La reunión con Marcos fue un martes a las diez de la mañana.
Cassidy llegó a la oficina del piso cuarenta con Lucía detrás, el café en la mano y tres noches de tutoriales de YouTube encima. Había visto todo lo que encontró sobre contabilidad empresarial, lectura de balances, estados de resultados y las cien formas más comunes de robar dinero desde un puesto directivo. No entendió todo. Pero entendió suficiente para saber qué preguntas hacer y, más importante, qué cara poner cuando le mintieran.
Marcos ya estaba sentado en la sala de reuniones. Solo. Sin el flaco de la nariz afilada ni el bulldog del teléfono. Sin testigos. Tenía una carpeta gruesa sobre la mesa, la laptop abierta con gráficos en la pantalla y esa sonrisa que Cassidy ya le conocía: la del hombre que cree que controla la partida.
—Buenos días, señora Montero. Le preparé un informe completo como me pidió. Todo está aquí, desglosado, transparente, sin tecnicismos. Tal como lo quería.
Le deslizó la carpeta por la mesa. Cassidy la abrió.
Páginas y páginas de números, tablas, columnas. Ingresos, egresos, inversiones, gastos operativos, proyecciones. Todo limpio. Todo ordenado. Todo prolijo como la camisa planchada de un estafador el domingo de misa.
Cassidy pasó las páginas despacio. No porque entendiera cada cifra, sino porque quería tiempo para mirarlo a él.

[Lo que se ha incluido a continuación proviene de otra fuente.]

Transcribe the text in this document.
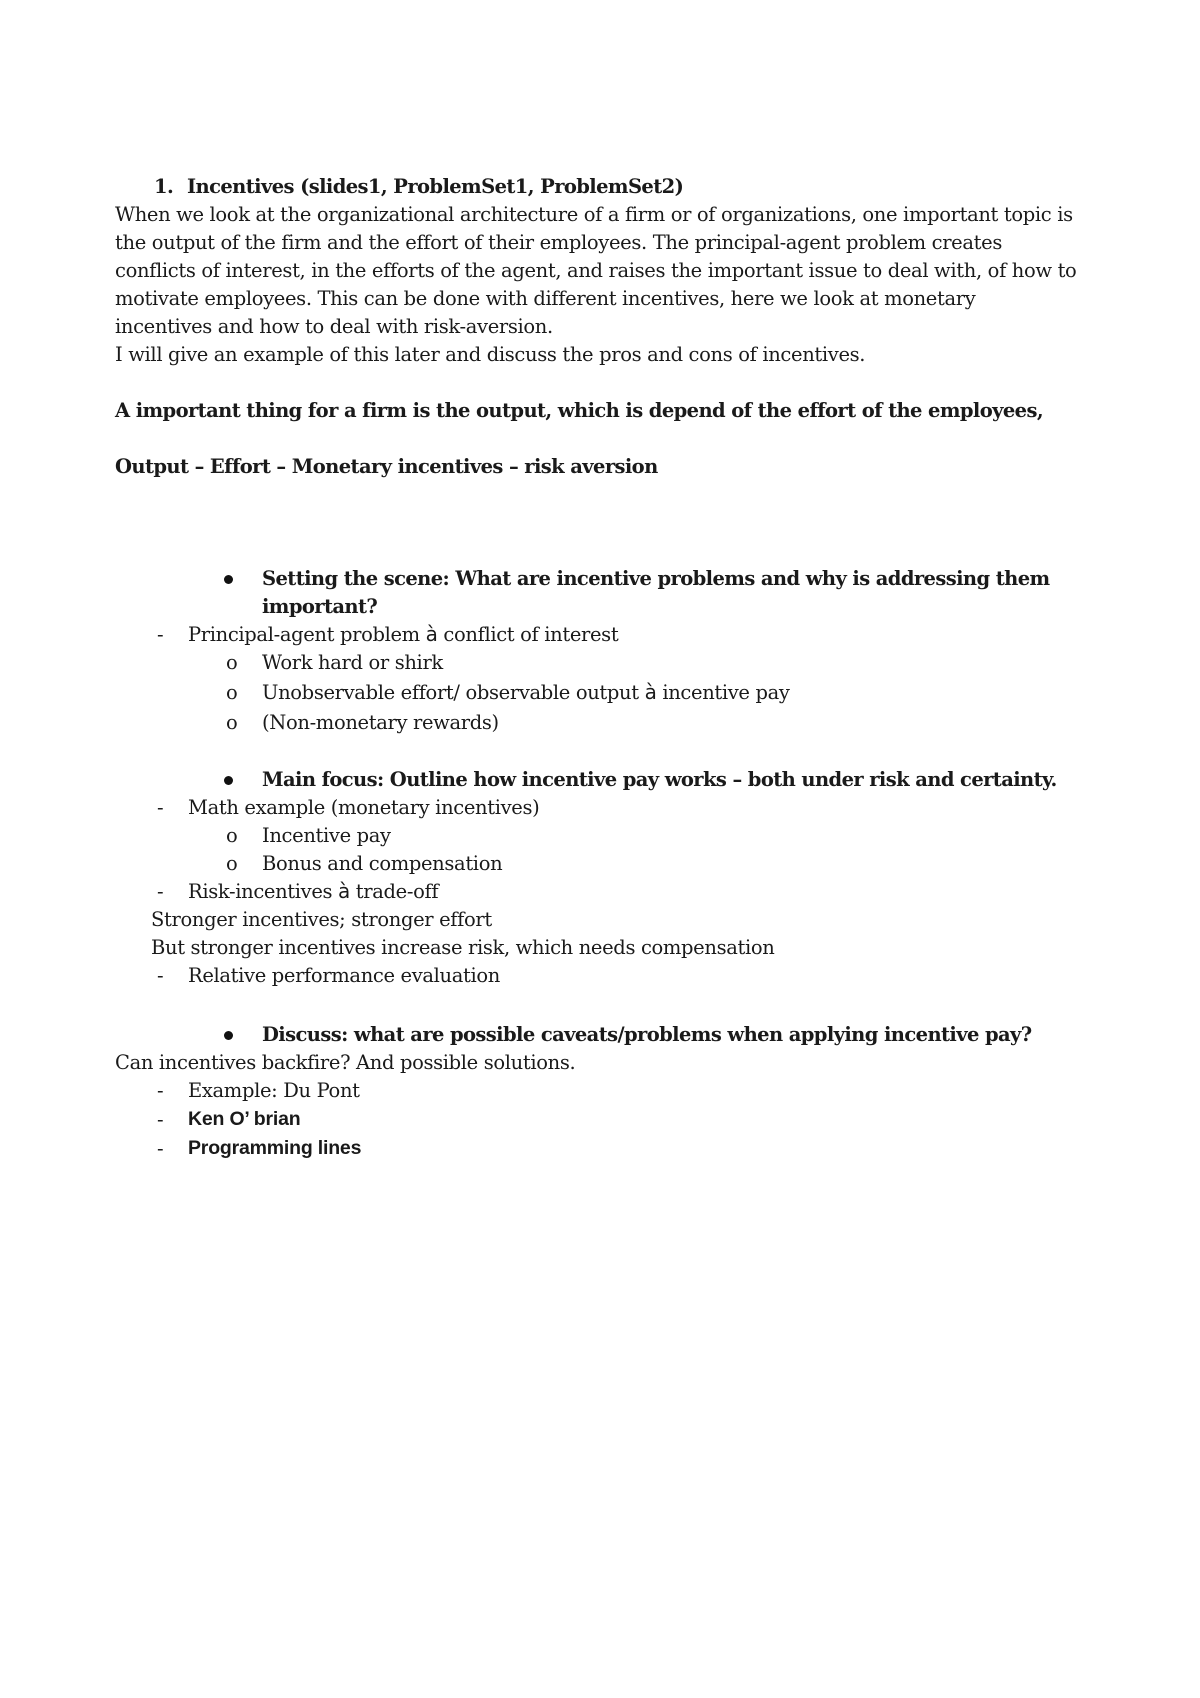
1. Incentives (slides1, ProblemSet1, ProblemSet2)
When we look at the organizational architecture of a firm or of organizations, one important topic is
the output of the firm and the effort of their employees. The principal-agent problem creates
conflicts of interest, in the efforts of the agent, and raises the important issue to deal with, of how to
motivate employees. This can be done with different incentives, here we look at monetary
incentives and how to deal with risk-aversion.
I will give an example of this later and discuss the pros and cons of incentives.
A important thing for a firm is the output, which is depend of the effort of the employees,
Output – Effort – Monetary incentives – risk aversion
Setting the scene: What are incentive problems and why is addressing them
important?
- Principal-agent problem à conflict of interest
o Work hard or shirk
o Unobservable effort/ observable output à incentive pay
o (Non-monetary rewards)
Main focus: Outline how incentive pay works – both under risk and certainty.
- Math example (monetary incentives)
o Incentive pay
o Bonus and compensation
- Risk-incentives à trade-off
Stronger incentives; stronger effort
But stronger incentives increase risk, which needs compensation
- Relative performance evaluation
Discuss: what are possible caveats/problems when applying incentive pay?
Can incentives backfire? And possible solutions.
- Example: Du Pont
- Ken O’ brian
- Programming lines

Marcos hablaba mientras ella leía. Explicaba cada sección con voz tranquila, pausada, como un profesor con un alumno lento. Le señalaba las columnas, le mostraba los porcentajes, le decía frases como «aquí puede ver que todo cuadra» y «los gastos de representación están dentro del margen normal» y «la inversión en infraestructura explica la diferencia.»
Cassidy lo dejó hablar.
Cuando terminó, cerró la carpeta y la dejó sobre la mesa.
—Marcos, ¿cuántos proveedores externos tiene la empresa?
Marcos no esperaba la pregunta. Tardó medio segundo en recomponerse, pero Cassidy vio el parpadeo. Mínimo. Rápido. El mismo parpadeo que hacía un jugador de póker cuando le salía una carta que no quería.
—Alrededor de setenta y cinco, entre servicios, insumos y...
—¿Y cuántos se contrataron en los últimos dos años?
—Tendría que revisar el detalle, pero calculo que unos quince o veinte.
—¿Y todos esos proveedores nuevos los aprobaste tú?
—La mayoría pasó por mi departamento, sí, pero el señor Duarte también...
—¿Sebastián aprobó proveedores?
—Como director general tenía esa facultad, señora.
Cassidy asintió. No dijo más. No necesitaba decir más. Había visto un video a las dos de la mañana sobre empresas fantasma, sobre cómo se creaban proveedores falsos para desviar fondos, sobre cómo el dinero salía por una puerta de atrás disfrazado de «gasto operativo» o «inversión en infraestructura.» No podía probarlo todavía. Pero la cara de Marcos cuando preguntó por los proveedores le dijo todo lo que necesitaba saber.
—Gracias, Marcos. Muy claro.
Marcos sonrió. Relajó los hombros. Creyó que había ganado.
Pobre pendejo, pensó Cassidy. No tienes idea.
Esa misma tarde, Cassidy le pidió a Sofía del Valle el nombre de la mejor auditora financiera del país. No la más barata. No la más diplomática. La mejor.
—Valentina Torres —dijo Sofía sin dudarlo—. Pero te advierto: esa mujer es un huracán. Ha destapado fraudes en tres multinacionales, le da igual quién sea el dueño, y tiene fama de no dejar piedra sin voltear. Las empresas la contratan cuando quieren limpiar de verdad. Los que tienen algo que esconder le tienen terror.
—Suena perfecta. Dame su número.
—Emilia, una cosa. Valentina no es de las que negocian. Si la contratas y encuentra algo, lo saca a la luz. No hay vuelta atrás.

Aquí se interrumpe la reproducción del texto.